GNL

«GNL come e perché. Infrastruttura e logistica per l’utilizzo diffuso del metano liquefatto» è il titolo dell’incontro che si terrà il 20 marzo a Porto Torres organizzato dal Consorzio Industriale Provinciale di Sassari, per uno sguardo al futuro, specie in Sardegna, di una risorsa energetica più pulita


•• Prendere atto, fare chiarezza per affilare le armi del rilancio economico. Questa la leva che spinge il Consorzio Industriale Provinciale di Sassari, nell’ambito dei propri compiti istituzionali, ad analizzare ed informare tutti i soggetti attivi nelle aree industriali di sua competenza, sugli sviluppi tecnologici e sulle nuove opportunità di sviluppo industriale, con l’obiettivo di rilanciare le attività economiche.

L’attenzione ora è rivolta al grande cavilloso capitolo dell’energia ed in particolare al gas naturale, virtuoso per il suo minore impatto ambientale rispetto ai combustibili fossili, il cui sviluppo mondiale ha favorito la discesa del prezzo e l’utilizzo non più solo per l’alimentazione dei grandi gasdotti e la produzione di elettricità ma anche come combustibile per piccole reti isolate di distribuzione, industrie scollegate dai gasdotti, navi, camion, treni.

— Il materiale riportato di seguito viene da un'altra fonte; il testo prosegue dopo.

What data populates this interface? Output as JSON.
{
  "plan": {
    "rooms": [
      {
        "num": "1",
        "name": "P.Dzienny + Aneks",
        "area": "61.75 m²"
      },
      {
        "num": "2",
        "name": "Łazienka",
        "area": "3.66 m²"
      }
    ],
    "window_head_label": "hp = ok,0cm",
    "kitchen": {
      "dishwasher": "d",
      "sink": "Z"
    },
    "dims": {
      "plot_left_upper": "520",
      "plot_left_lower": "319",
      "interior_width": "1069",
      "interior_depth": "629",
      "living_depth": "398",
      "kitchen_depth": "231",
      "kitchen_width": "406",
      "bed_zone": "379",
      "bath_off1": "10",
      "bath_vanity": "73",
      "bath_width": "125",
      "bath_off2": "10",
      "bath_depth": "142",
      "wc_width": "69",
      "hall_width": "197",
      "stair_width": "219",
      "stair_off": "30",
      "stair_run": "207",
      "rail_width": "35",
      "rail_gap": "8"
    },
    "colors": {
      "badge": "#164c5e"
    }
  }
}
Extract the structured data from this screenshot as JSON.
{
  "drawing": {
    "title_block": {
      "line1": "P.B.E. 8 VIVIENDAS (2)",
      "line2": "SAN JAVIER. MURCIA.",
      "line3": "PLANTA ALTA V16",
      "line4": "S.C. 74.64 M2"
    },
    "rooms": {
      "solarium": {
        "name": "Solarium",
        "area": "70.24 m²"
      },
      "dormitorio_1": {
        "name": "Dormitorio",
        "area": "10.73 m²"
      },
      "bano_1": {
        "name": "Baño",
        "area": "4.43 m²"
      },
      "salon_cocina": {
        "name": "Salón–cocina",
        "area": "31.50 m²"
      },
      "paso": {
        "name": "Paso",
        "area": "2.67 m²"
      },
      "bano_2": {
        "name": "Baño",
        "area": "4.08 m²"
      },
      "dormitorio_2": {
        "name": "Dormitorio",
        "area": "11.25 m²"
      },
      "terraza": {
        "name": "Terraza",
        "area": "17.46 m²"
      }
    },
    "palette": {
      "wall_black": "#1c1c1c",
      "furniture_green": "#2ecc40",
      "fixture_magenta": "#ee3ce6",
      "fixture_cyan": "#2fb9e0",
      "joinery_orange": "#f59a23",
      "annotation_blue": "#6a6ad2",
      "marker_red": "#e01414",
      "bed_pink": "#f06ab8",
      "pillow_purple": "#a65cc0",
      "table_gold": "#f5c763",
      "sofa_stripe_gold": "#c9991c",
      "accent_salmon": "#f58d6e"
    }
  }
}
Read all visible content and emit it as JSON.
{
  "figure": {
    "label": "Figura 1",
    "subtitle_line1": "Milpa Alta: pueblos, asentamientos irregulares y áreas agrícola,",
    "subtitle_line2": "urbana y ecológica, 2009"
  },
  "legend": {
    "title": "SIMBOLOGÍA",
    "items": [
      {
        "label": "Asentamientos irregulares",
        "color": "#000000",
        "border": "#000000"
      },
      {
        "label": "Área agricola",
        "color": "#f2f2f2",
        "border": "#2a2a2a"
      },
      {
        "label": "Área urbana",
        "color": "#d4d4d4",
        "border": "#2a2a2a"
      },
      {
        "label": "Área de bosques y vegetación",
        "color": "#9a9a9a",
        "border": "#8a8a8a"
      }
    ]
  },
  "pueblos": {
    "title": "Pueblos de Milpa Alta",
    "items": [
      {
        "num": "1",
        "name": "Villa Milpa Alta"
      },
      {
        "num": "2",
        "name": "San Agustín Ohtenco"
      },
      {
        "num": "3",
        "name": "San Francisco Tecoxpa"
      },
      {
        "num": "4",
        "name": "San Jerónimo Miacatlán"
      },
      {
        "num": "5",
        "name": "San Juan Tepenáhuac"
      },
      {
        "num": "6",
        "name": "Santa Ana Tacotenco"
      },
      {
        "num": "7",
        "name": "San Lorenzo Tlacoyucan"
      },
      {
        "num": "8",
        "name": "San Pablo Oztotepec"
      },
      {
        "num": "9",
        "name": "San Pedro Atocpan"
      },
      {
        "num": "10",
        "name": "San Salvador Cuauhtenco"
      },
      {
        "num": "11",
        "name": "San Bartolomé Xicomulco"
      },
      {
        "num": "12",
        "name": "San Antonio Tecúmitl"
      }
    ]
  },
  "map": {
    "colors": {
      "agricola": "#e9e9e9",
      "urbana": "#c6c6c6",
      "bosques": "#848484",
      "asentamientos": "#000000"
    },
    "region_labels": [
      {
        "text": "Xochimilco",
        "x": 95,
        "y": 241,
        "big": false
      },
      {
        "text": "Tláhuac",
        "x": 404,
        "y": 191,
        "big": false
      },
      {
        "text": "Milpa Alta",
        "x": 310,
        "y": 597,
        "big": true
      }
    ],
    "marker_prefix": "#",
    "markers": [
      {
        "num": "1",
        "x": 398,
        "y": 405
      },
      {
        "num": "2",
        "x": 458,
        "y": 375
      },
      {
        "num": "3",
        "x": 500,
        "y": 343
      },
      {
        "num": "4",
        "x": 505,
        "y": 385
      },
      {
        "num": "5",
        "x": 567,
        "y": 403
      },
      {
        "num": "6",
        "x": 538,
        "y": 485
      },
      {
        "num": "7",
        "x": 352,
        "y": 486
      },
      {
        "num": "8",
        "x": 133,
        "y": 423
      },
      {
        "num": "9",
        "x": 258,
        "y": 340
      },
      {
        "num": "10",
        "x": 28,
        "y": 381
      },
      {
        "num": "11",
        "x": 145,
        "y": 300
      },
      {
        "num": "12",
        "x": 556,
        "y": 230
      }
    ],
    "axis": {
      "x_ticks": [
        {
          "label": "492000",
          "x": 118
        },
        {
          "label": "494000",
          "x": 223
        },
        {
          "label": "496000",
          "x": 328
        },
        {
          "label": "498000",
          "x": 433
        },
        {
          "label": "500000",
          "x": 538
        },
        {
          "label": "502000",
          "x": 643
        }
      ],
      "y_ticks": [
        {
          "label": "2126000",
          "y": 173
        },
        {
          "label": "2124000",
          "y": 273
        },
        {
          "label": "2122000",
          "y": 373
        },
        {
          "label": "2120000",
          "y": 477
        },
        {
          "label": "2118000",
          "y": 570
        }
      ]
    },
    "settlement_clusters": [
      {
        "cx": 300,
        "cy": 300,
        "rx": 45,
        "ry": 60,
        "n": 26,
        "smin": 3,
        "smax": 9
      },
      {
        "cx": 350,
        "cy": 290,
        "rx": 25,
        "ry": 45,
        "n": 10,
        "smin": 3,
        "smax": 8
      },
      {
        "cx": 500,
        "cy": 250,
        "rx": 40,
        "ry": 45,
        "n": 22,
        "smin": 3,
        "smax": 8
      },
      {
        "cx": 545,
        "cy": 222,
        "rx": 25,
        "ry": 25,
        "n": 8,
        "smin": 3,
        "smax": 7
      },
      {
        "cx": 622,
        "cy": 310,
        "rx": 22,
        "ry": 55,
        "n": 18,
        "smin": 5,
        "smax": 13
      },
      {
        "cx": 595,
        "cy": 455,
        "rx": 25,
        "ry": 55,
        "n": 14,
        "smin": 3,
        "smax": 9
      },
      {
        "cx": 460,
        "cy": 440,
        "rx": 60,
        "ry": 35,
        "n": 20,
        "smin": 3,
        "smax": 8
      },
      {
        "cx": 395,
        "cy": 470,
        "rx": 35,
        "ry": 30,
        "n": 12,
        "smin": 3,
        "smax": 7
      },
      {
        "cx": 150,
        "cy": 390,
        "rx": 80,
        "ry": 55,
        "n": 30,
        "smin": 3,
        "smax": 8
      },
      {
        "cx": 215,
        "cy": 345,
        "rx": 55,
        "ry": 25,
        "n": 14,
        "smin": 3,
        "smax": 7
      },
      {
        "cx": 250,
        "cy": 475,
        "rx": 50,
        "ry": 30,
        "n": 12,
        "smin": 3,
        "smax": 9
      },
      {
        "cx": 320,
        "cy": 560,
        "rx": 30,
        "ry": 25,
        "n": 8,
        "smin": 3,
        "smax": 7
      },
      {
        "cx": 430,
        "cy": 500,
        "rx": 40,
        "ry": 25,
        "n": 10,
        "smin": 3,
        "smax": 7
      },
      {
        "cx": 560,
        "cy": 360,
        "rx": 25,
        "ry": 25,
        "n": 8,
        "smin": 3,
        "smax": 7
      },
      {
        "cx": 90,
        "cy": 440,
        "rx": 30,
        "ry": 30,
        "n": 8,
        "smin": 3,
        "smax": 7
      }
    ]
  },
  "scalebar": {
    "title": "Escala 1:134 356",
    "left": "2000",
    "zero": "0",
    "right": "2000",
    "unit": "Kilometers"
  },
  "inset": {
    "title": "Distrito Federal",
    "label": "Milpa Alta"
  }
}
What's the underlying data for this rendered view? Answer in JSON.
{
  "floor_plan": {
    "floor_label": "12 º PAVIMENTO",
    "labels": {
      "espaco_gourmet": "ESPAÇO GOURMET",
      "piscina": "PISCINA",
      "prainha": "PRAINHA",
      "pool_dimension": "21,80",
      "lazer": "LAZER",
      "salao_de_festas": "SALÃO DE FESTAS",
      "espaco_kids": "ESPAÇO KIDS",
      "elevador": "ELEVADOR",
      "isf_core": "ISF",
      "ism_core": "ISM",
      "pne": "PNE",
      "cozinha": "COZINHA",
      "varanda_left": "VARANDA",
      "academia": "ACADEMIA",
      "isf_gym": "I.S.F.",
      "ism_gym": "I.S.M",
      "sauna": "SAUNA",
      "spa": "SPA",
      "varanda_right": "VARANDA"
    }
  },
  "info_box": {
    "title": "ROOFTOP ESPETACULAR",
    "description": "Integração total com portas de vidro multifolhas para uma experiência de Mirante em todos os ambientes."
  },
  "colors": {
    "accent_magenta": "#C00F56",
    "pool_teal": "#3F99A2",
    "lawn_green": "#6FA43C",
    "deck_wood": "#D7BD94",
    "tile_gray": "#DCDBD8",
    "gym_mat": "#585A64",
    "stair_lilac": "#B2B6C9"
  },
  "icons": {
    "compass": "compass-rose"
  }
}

In sintesi, dunque, il gas naturale è una risposta a cui bisogna affidarsi. Rendere possibile la «pratica» di questa fonte di energia è la questione all’ordine del giorno dell’incontro previsto per il 20 marzo presso la Sala Congressi Filippo Canu, (Corso Vittorio Emanuele 95) di Porto Torres. Il Consorzio Industriale Provinciale di Sassari, organizzatore dell’evento, lascerà dunque la parola ai rappresentanti dei Ministeri interessati allo sviluppo in Italia della filiera del GNL e ad alcuni tra i massimi esperti di questo tipo di impianti. Sono stati anche invitati rappresentanti delle Istituzioni e delle associazioni imprenditoriali locali.

In Sardegna… via mare

La Sardegna, in merito alla questione energetica, fa spesso storia a sé. Un esempio eloquente è proprio la questione del gas naturale, carta vincente che nella splendida isola mediterranea si tenta di giocare da tempo, ma i risultati tardano a venire. Complice, in questo scorcio di inizio secolo, una crisi economica che ha steso il suo velo di torpore in tutti i settori, togliendo slancio, e prospettive, alle iniziative. Così, alla crisi economica che ha drammaticamente ridotto i consumi energetici dell’Italia e dell’Europa, hanno fatto riscontro ritardi significativi nel progettato gasdotto che avrebbe dovuto portare il gas naturale direttamente dall’Algeria all’Europa, attraverso la Sardegna per approdare in Toscana.

A questa sfida che il momento buio lancia al settore, alcune aziende… energiche ed energetiche, nazionali e internazionali, hanno messo sul tappeto progetti e avviato attività per iniziare ad utilizzare con continuità il gas naturale anche nel Nord della Sardegna, prevedendo di poterlo importare in tempi molto rapidi via nave per poi utilizzare piccoli depositi e autobotti per la sua movimentazione.

La scelta del mare, per quanto riguarda il gas naturale, va in… onda da circa 60 anni, grazie alla tecnologia della liquefazione e della rigassificazione del metano. Oggi, nel Mediterraneo possiamo contare numerosi impianti in funzione, 4 di liquefazione e 11 di rigassificazione, di cui 3 in Italia, che possono fornire gas naturale liquido (GNL) nelle quantità necessarie con piccole imbarcazioni.

Questo oggi. Ma cosa racconterà il futuro in merito a questa possibilità? Saranno gli esperti a rispondere il 20 marzo, moderati da Diego Gavagnin, responsabile scientifico di ConferenzaGNL (www.conferenzagnl.com) iniziativa indipendente che promuove l’uso del metano liquido nei trasporti terrestri, marittimi, ferroviari e negli usi industriali off grid, che ha collaborato all’organizzazione dell’evento.